BONEKA

349 22 2
                                    

Rumah dengan pencahayaan kurang. Terasa terbagi dua. Rumah dengan satu dinding lurus, memisah satu ruangan lain dengan kamar pada bagian ujung. Lukisan minyak yang tergantung, seolah menjadi tanda sang pemilik kamar.

Krek!

Pintu terbuka. Langkah yang memasukinya terlihat ringan. Ruangan seketika terang saat satu tangan membuka pengait jendela. Perempuan dengan kebaya kerawangan, hanya berdiri di depan jendela. Sanggul ukel tekuk menjadi ciri khas, sering dia kenakan.

"Bu, aku mau ke Sungai Liat," ujar Pakde Sembodo, berdiri di ambang pintu.

Merasa tak dijawab, Pakde Sembodo melangkah menghampiri istrinya.

"Aku mau ke Sungai Liat," ulangnya.

Dia itu hanya menoleh sebentar, lalu melempar pandang ke arah kolong. Sebuah kolong yang tak jauh dari rumahnya, dari jendela tampak jelas, tanpa satu penghalang yang menutupi pandang.

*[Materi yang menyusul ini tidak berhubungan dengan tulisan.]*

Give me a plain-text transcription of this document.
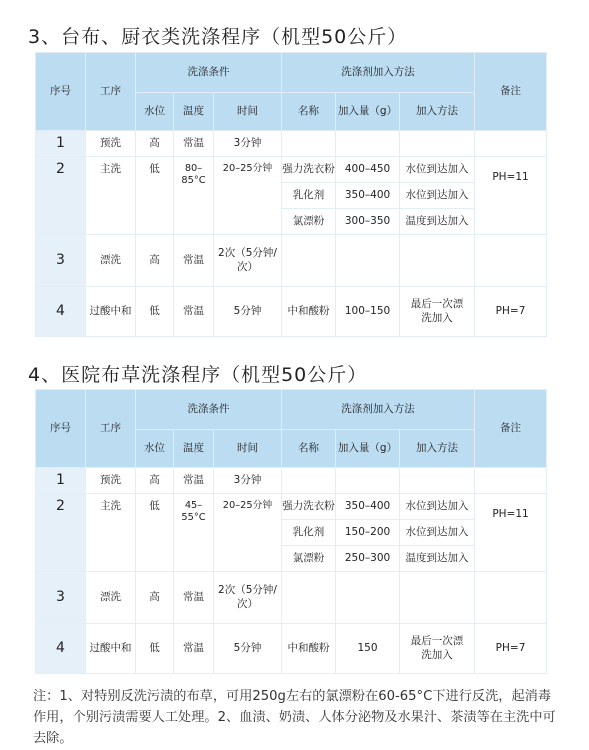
3、台布、厨衣类洗涤程序（机型50公斤）
序号	工序	洗涤条件			洗涤剂加入方法			备注
		水位	温度	时间	名称	加入量（g）	加入方法	
1	预洗	高	常温	3分钟				
2	主洗	低	80–85°C	20–25分钟	强力洗衣粉	400–450	水位到达加入	PH=11
					乳化剂	350–400	水位到达加入	
					氯漂粉	300–350	温度到达加入	
3	漂洗	高	常温	2次（5分钟/次）				
4	过酸中和	低	常温	5分钟	中和酸粉	100–150	最后一次漂洗加入	PH=7
4、医院布草洗涤程序（机型50公斤）
序号	工序	洗涤条件			洗涤剂加入方法			备注
		水位	温度	时间	名称	加入量（g）	加入方法	
1	预洗	高	常温	3分钟				
2	主洗	低	45–55°C	20–25分钟	强力洗衣粉	350–400	水位到达加入	PH=11
					乳化剂	150–200	水位到达加入	
					氯漂粉	250–300	温度到达加入	
3	漂洗	高	常温	2次（5分钟/次）				
4	过酸中和	低	常温	5分钟	中和酸粉	150	最后一次漂洗加入	PH=7
注：1、对特别反洗污渍的布草，可用250g左右的氯漂粉在60-65°C下进行反洗，起消毒作用，个别污渍需要人工处理。2、血渍、奶渍、人体分泌物及水果汁、茶渍等在主洗中可去除。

Pakde Sembodo melangkah, meninggalkannya seorang diri.

****

"Angkut gale-gale ke atas uto." (Angkut semuanya ke atas mobil).

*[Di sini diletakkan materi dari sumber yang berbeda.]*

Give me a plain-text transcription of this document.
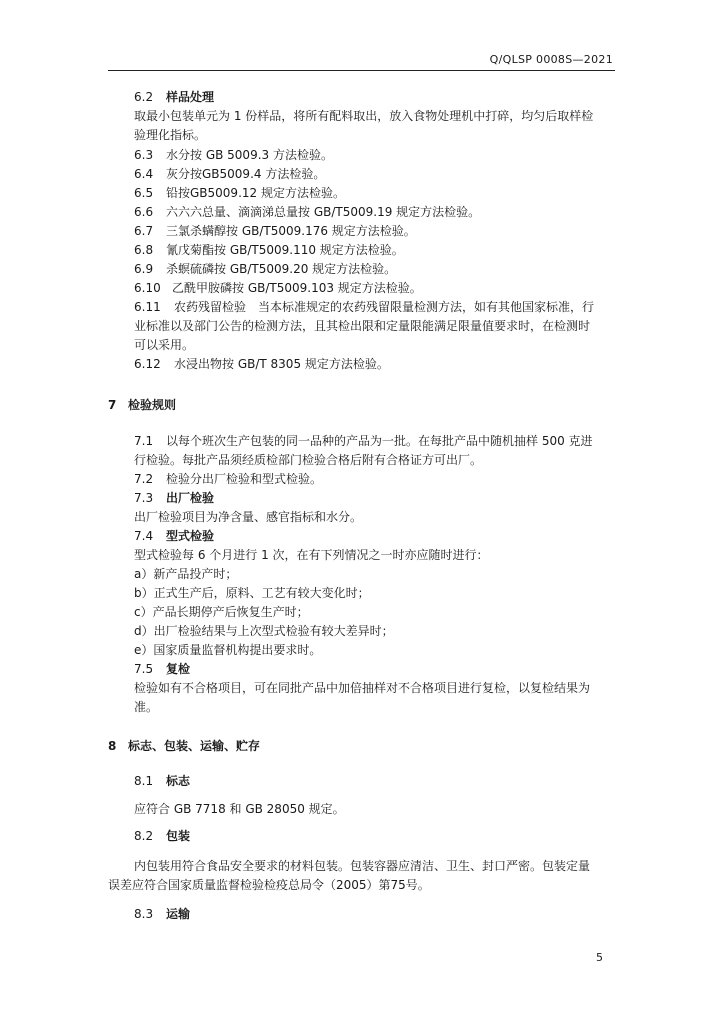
Q/QLSP 0008S—2021
6.2 样品处理
取最小包装单元为 1 份样品，将所有配料取出，放入食物处理机中打碎，均匀后取样检
验理化指标。
6.3 水分按 GB 5009.3 方法检验。
6.4 灰分按GB5009.4 方法检验。
6.5 铅按GB5009.12 规定方法检验。
6.6 六六六总量、滴滴涕总量按 GB/T5009.19 规定方法检验。
6.7 三氯杀螨醇按 GB/T5009.176 规定方法检验。
6.8 氰戊菊酯按 GB/T5009.110 规定方法检验。
6.9 杀螟硫磷按 GB/T5009.20 规定方法检验。
6.10 乙酰甲胺磷按 GB/T5009.103 规定方法检验。
6.11 农药残留检验　当本标准规定的农药残留限量检测方法，如有其他国家标准，行
业标准以及部门公告的检测方法，且其检出限和定量限能满足限量值要求时，在检测时
可以采用。
6.12 水浸出物按 GB/T 8305 规定方法检验。
7 检验规则
7.1 以每个班次生产包装的同一品种的产品为一批。在每批产品中随机抽样 500 克进
行检验。每批产品须经质检部门检验合格后附有合格证方可出厂。
7.2 检验分出厂检验和型式检验。
7.3 出厂检验
出厂检验项目为净含量、感官指标和水分。
7.4 型式检验
型式检验每 6 个月进行 1 次，在有下列情况之一时亦应随时进行：
a）新产品投产时；
b）正式生产后，原料、工艺有较大变化时；
c）产品长期停产后恢复生产时；
d）出厂检验结果与上次型式检验有较大差异时；
e）国家质量监督机构提出要求时。
7.5 复检
检验如有不合格项目，可在同批产品中加倍抽样对不合格项目进行复检，以复检结果为
准。
8 标志、包装、运输、贮存
8.1 标志
应符合 GB 7718 和 GB 28050 规定。
8.2 包装
内包装用符合食品安全要求的材料包装。包装容器应清洁、卫生、封口严密。包装定量
误差应符合国家质量监督检验检疫总局令（2005）第75号。
8.3 运输
5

Lelaki dengan perut buncit tampak memerintah enam orang, dengan empat unit mesin tambang, tanpa sakan.

"Mau buka di mana?"

"Rencanae nak bukak di Gunung Muda, men ningok kawan yang lah jalan. Renyek ase ke sanen." (Rencananya mau buka di Gunung Muda, kalau melihat kawan yang sudah lebih dulu membuka tambang. Ingin rasanya ke sana). Lelaki itu menyerahkan sejumlah uang, sebagai kata sepakat atas harga yang diajukan oleh Pakde Sembodo.

"Mesin ini selalu membawa keberuntungan. Semoga menghasilkan di tanganmu," ujar Pakde Sembodo.

"Ndak de niat nak bukak agik og, Pakde?" (Tidak ada niat untuk buka tambang timah lagi, Pakde?).

"Belum tahu, untuk sementara aku ingin berhenti dulu."

"Aoklah, kami paham. Aok pun, kulangsung bae og. Biak budak-budak ni ngangkute." (Baiklah, kami paham. Ya, sudah, saya langsung saja. Biar anak-anak ini mengangkutnya).

"Ya, sama-sama." Pakde Sembodo hanya berdiri melepas orang yang datang membeli semua peralatan tambang timah miliknya.

Dengan menggunakan pipa, satu persatu mesin diangkut ke atas mobil. Sebenarnya Pakde Sembodo tak sampai hati menjual semua peralatan yang selama ini telah banyak membantu keuangannya, tetapi, satu kejadian yang memutuskan untuk bulat menjualnya.

"Sayang kira 'a, og? Mane denger-denger. Pakde tu, galak ngasil." (Sayang sebenarnya, ya? Yang aku dengar. Pakde sering sekali dapat timah banyak).

"Ndak tau ngapelah. Die tengah trauma bak aseku," (Mau bagaimana lagi. Dia masih trauma aku pikir), timpal satu pemuda yang duduk di atas mobil. Keduanya lalu bersiap menyambut pipa, mesin digantung dengan menggunakan Van bel.

"Ari! Ari, ka tahan bener-bener, og!" (Ari! Ari, kamu tahan dengan benar, ya!), serunya, salah satu orang yang tadi memikul di belakang, siap bergegas naik untuk membantu dua kawannya.

"Astagfirullah!" Terdengar pekik.

Bruk!

Tubuhnya terjatuh, terjerembap tepat di atas mesin berbobot 185 kilogram. Sontak dua kawannya yang ada di atas bak mobil mencoba untuk menahan agar mesin tak melorot kembali turun.

"Tarok! Tarok!" (Letakkan! Letakkan!), pinta satu lelaki.

Mesin berhasil mendarat di bak mobil. Lega mereka bernapas.